JASRAC No.095−0263−7

     忘られぬ花 昭和7年

     作詞:西岡水朗
     作曲:江口夜詩
     歌唱:松平 晃
     制作:滝野細道

     (一)
     忘られぬ 花のかおりよ
     そのかみの 君が面影
     ああ 空ろなる 夢にも似て
     はかなきは 恋の運命(さだめ)
     ああ・・・

       (間奏)

     (二)
     晴れやらぬ 胸の思いよ
     そのかみの 君が言葉(ことのは)
     ああ 遥かなる 星にも似て
     冷たきは 恋の名残りか
     ああ・・・

     お家に帰ろう

この作詞の江口夜詩【えぐち・よし、1903(明治33)1978(昭和53)】は音楽好きの若者で最初は海軍軍楽隊に入隊し、才能を認められ、海軍在籍で東京音楽学校(現:芸大)に委託生として六年間通学し、軍楽隊のための曲を作曲しました。
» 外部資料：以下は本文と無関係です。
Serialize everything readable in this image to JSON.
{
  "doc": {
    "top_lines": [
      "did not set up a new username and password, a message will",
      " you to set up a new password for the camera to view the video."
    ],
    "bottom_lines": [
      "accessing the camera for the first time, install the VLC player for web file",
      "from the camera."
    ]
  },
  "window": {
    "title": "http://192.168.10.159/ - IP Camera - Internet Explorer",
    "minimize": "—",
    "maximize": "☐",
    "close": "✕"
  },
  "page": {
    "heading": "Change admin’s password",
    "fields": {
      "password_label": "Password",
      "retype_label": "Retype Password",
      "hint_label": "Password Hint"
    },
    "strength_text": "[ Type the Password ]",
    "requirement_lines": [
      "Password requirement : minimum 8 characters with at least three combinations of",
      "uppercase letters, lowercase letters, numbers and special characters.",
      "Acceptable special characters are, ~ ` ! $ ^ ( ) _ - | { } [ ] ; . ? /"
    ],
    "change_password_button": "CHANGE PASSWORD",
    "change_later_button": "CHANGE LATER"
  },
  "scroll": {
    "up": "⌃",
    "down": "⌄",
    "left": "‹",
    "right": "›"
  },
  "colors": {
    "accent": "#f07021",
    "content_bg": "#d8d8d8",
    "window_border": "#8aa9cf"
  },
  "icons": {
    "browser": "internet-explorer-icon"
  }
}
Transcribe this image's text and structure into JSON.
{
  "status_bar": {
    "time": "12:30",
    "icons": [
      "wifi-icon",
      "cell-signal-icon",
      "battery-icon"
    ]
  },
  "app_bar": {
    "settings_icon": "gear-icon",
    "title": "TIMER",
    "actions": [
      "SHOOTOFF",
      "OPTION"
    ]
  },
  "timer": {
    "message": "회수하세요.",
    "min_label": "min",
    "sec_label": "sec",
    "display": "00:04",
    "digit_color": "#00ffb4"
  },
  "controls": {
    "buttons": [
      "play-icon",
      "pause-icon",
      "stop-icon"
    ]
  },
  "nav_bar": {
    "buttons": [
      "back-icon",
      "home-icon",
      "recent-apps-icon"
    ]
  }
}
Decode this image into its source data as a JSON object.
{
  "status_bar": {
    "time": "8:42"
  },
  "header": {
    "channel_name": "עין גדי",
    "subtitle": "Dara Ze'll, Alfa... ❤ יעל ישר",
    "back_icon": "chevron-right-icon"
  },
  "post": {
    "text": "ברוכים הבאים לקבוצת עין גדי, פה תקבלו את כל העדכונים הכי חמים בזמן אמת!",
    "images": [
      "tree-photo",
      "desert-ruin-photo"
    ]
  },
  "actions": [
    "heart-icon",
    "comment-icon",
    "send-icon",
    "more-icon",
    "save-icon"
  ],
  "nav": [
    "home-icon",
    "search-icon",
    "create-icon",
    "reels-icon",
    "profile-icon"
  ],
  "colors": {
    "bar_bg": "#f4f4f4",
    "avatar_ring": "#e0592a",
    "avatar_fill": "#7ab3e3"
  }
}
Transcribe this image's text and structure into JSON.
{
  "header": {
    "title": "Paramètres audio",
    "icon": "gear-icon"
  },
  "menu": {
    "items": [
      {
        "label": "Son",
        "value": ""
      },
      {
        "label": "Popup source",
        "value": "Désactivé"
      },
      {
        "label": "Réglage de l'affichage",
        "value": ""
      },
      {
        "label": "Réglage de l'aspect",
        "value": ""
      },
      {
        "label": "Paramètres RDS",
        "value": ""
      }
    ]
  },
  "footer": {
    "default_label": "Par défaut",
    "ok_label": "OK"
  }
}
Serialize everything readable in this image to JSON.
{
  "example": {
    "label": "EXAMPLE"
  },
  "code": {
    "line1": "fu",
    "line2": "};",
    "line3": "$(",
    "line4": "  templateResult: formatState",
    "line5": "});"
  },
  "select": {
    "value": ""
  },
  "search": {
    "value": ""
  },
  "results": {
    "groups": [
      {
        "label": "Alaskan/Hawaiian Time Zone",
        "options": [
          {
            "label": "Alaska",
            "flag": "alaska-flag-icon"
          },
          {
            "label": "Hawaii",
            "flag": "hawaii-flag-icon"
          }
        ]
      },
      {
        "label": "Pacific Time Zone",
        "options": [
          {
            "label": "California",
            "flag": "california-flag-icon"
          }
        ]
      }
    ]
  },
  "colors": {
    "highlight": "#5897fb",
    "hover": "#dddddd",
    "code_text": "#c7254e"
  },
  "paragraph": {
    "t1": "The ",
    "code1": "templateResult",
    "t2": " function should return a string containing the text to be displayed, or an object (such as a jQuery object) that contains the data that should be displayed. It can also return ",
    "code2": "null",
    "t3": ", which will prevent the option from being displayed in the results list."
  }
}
1931年(昭和6年)28歳で海軍を退役し、翌年、何と言うこともなく作曲したこの「忘られぬ花」が大ヒット。流行歌の作曲家として歩みを始めました。当倶楽部にも「十九の春」「急げ幌馬車」「夕日は落ちて」「長崎のザボン売り」「赤いランプの終列車」がアップしてあります。終生、古賀政男とはライバル関係にありました。作詞の西岡水朗【にしおか・すいろう、1909(明治42)1955(昭和30)】は長崎県出身の詩人で、既に1930(昭和5)までに<雲仙音頭><長崎小唄>などを作詞していましたが、上京して翌年、気鋭の江口夜詩と、この「忘られぬ花」を作り、流行歌もものしましたが、新民謡主体の作詞活動だったようです。